There have been considerable advances in our understanding of the pathophysiology of pruritus in recent years. The purpose of this review was to highlight itch entities in women, and in particular pruritic vulvar dermatoses that women experience among different age groups. Unique temporal shifts may contribute to the etiology of many of these conditions. These changes lead to cyclical changes in the skin's basic composition. Specifically, estrogen receptors have been detected on keratinocytes that respond to rising and falling levels of estrogen. These receptors lead to changes in skin hydration, collagen content, and in the concentration of glycosaminoglycans that form the skin barrier. In addition, hormonal pH changes associated with the menstrual cycle may be an important factor in the aggravation of itch as increasing pH is known to activate the proteinase-activated receptor-2, a well-known itch mediator.

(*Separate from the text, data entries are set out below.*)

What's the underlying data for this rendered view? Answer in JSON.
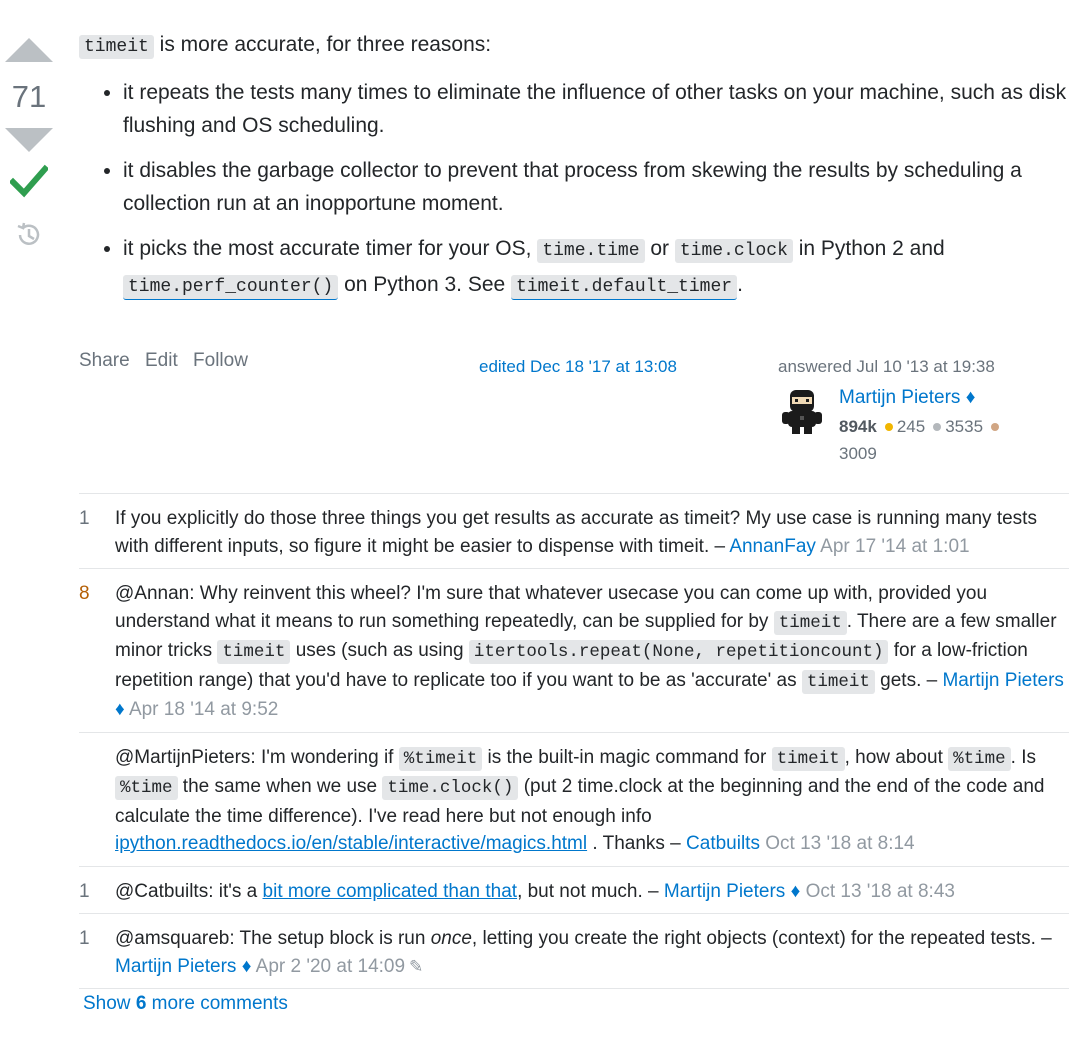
{
  "vote": {
    "score": "71"
  },
  "post": {
    "intro_code": "timeit",
    "intro_text": " is more accurate, for three reasons:",
    "bullet1": "it repeats the tests many times to eliminate the influence of other tasks on your machine, such as disk flushing and OS scheduling.",
    "bullet2": "it disables the garbage collector to prevent that process from skewing the results by scheduling a collection run at an inopportune moment.",
    "bullet3_a": "it picks the most accurate timer for your OS, ",
    "bullet3_code1": "time.time",
    "bullet3_b": " or ",
    "bullet3_code2": "time.clock",
    "bullet3_c": " in Python 2 and ",
    "bullet3_code3": "time.perf_counter()",
    "bullet3_d": " on Python 3. See ",
    "bullet3_code4": "timeit.default_timer",
    "bullet3_e": "."
  },
  "menu": {
    "share": "Share",
    "edit": "Edit",
    "follow": "Follow"
  },
  "edited": "edited Dec 18 '17 at 13:08",
  "answered": "answered Jul 10 '13 at 19:38",
  "user": {
    "name": "Martijn Pieters",
    "diamond": "♦",
    "rep": "894k",
    "gold": "245",
    "silver": "3535",
    "bronze": "3009"
  },
  "colors": {
    "gold": "#f1b600",
    "silver": "#b4b8bc",
    "bronze": "#d1a684",
    "link": "#0077cc",
    "accepted": "#2f9e4f"
  },
  "icons": {
    "accepted": "check-icon",
    "history": "history-icon",
    "edit": "pencil-icon"
  },
  "comments": [
    {
      "score": "1",
      "text": "If you explicitly do those three things you get results as accurate as timeit? My use case is running many tests with different inputs, so figure it might be easier to dispense with timeit. –",
      "user": "AnnanFay",
      "date": "Apr 17 '14 at 1:01"
    },
    {
      "score": "8",
      "t1": "@Annan: Why reinvent this wheel? I'm sure that whatever usecase you can come up with, provided you understand what it means to run something repeatedly, can be supplied for by ",
      "c1": "timeit",
      "t2": ". There are a few smaller minor tricks ",
      "c2": "timeit",
      "t3": " uses (such as using ",
      "c3": "itertools.repeat(None, repetitioncount)",
      "t4": " for a low-friction repetition range) that you'd have to replicate too if you want to be as 'accurate' as ",
      "c4": "timeit",
      "t5": " gets. –",
      "user": "Martijn Pieters",
      "diamond": "♦",
      "date": "Apr 18 '14 at 9:52"
    },
    {
      "score": "",
      "t1": "@MartijnPieters: I'm wondering if ",
      "c1": "%timeit",
      "t2": " is the built-in magic command for ",
      "c2": "timeit",
      "t3": ", how about ",
      "c3": "%time",
      "t4": ". Is ",
      "c4": "%time",
      "t5": " the same when we use ",
      "c5": "time.clock()",
      "t6": " (put 2 time.clock at the beginning and the end of the code and calculate the time difference). I've read here but not enough info ",
      "link": "ipython.readthedocs.io/en/stable/interactive/magics.html",
      "t7": " . Thanks –",
      "user": "Catbuilts",
      "date": "Oct 13 '18 at 8:14"
    },
    {
      "score": "1",
      "t1": "@Catbuilts: it's a ",
      "link": "bit more complicated than that",
      "t2": ", but not much. –",
      "user": "Martijn Pieters",
      "diamond": "♦",
      "date": "Oct 13 '18 at 8:43"
    },
    {
      "score": "1",
      "t1": "@amsquareb: The setup block is run ",
      "em": "once",
      "t2": ", letting you create the right objects (context) for the repeated tests. –",
      "user": "Martijn Pieters",
      "diamond": "♦",
      "date": "Apr 2 '20 at 14:09"
    }
  ],
  "show_more": {
    "pre": "Show ",
    "count": "6",
    "post": " more comments"
  }
}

Common pruritic conditions in women that will be discussed include atopic and irritant dermatitis, psoriasis, lichen sclerosus, infectious vulvovaginitis, vulvovaginal candidiasis, atrophic vulvovaginitis, squamous cell carcinoma, lichen simplex chronicus, and neuropathic itch. We also examine pruritic conditions associated with pregnancy including pemphigoid gestationis, polymorphic eruption of pregnancy, intrahepatic cholestasis of pregnancy and atopic eruption of pregnancy. Finally, acceptable and contraindicated antipruritic agents in pregnancy are examined.